Si tratta quindi di apprendere la difficilissima arte di educare quegli istinti che ci abitano, da piccoli o da grandi; istinti che non avremo mai addomesticato a sufficienza; istinti che urlano comunque ogni volta che, per qualche fatto o motivo, si risvegliano. Chi di noi può dire di averli dominati una volta per tutte? Chi di noi può affermare di non avere avuto a che fare fin dalla tenera età con questi sentimenti o istinti?

Ai più piccoli non buttiamo addosso le responsabilità dei grandi, no di certo! Certo non potremo neppure fermare la produzione di giochi o videogiochi violenti (figuriamoci se possiamo far chiudere l’industria della guerra!), ma scegliere se comprarne ancora oppure no, questo sì.

Davanti al gesto coraggioso di un bambino che depone anche solo un’arma giocattolo vorremo sentirci richiamare alle nostre responsabilità di adulti. Un bambino non può di certo trasformare un’arma in pane… un adulto sì!

Proveremo così a rifondere per ogni giocattolo che è stato buttato nel bidone presente in chiesa, una somma simbolica di 10€. La somma non verrà rimborsata al bambino o ai suoi famigliari. La somma corrispondente alle armi giocattolo verrà messa in un «tesoro comune» che verrà poi trasformato in donazioni di tipo caritativo e umanitario. Intanto alcuni adulti della Comunità e alcuni commercianti della nostra Città hanno pensato di offrire un dono «più pacifico» a quei coraggiosi cuccioli d’Uomo che ci insegnano a guardare al futuro con la stessa speranza racchiusa in quel comandamento che letteralmente andrebbe tradotto al futuro: «Non ucciderai».

Da grande, non ucciderai!

Ora che sei ancora piccolo, prova a non farlo neppure per gioco!

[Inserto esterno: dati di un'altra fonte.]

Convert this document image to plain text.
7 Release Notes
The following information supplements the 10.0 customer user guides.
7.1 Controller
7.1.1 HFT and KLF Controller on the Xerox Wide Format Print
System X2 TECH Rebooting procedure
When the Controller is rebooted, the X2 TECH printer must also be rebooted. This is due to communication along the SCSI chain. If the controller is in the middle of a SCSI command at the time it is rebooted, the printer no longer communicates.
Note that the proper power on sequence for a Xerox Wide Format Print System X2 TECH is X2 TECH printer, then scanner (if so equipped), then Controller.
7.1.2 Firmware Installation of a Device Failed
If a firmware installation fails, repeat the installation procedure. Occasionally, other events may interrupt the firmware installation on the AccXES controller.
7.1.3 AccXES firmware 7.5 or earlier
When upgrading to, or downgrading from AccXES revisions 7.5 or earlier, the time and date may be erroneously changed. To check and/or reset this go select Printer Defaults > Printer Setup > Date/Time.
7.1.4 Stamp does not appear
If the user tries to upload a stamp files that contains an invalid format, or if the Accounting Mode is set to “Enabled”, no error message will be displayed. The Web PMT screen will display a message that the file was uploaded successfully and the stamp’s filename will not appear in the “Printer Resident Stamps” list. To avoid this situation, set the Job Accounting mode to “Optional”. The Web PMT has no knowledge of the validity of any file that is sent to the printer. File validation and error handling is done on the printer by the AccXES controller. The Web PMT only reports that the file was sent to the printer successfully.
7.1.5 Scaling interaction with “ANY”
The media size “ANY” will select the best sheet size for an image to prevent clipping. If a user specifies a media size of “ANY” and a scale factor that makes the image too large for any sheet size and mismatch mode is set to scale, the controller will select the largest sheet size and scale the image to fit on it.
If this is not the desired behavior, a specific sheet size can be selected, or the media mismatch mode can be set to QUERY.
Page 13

Questo articolo è stato pubblicato in CULTURA, PASTORALE da Don Stefano Manfredi . Aggiungi il permalink ai segnalibri.

3 pensieri su “Non ucciderai…
neppure per gioco!

  1. ciao don sono elisa e ho 10 anni sono contenta di questa idea perche in televisione si vede solo brutte e io non riesco a guardarle mi fanno stare tanto male io non avevo nessuna arma perche io non le volglio allora io e la mamma abbiamo pensato a un a cosa simbolica e ti abbiamo lasciato un foglio allinterno cosi per dire a gesù  che non solo i maschi devono lasciare le armi ma anche le femmine.. ciao un bacio elisa b.

  2. Credo sia un'iniziativa lodevolissima, da condividere pienamente, altamente educativa per i ragazzi ma ancor più per i grandi in questo caso educati dai piccoli che con slancio e generosità hanno rinunciato ai loro giocattli.

    Grazie don Stefano

     

  3. Finalmente un'iniziativa concreta. Dopo il video che ho visto ieri sera dove un ragazzino di 10 anni ha ucciso due prigionieri russi, la cosa trova il mio completo appoggio e sostegno. Ottimo "colpo" don.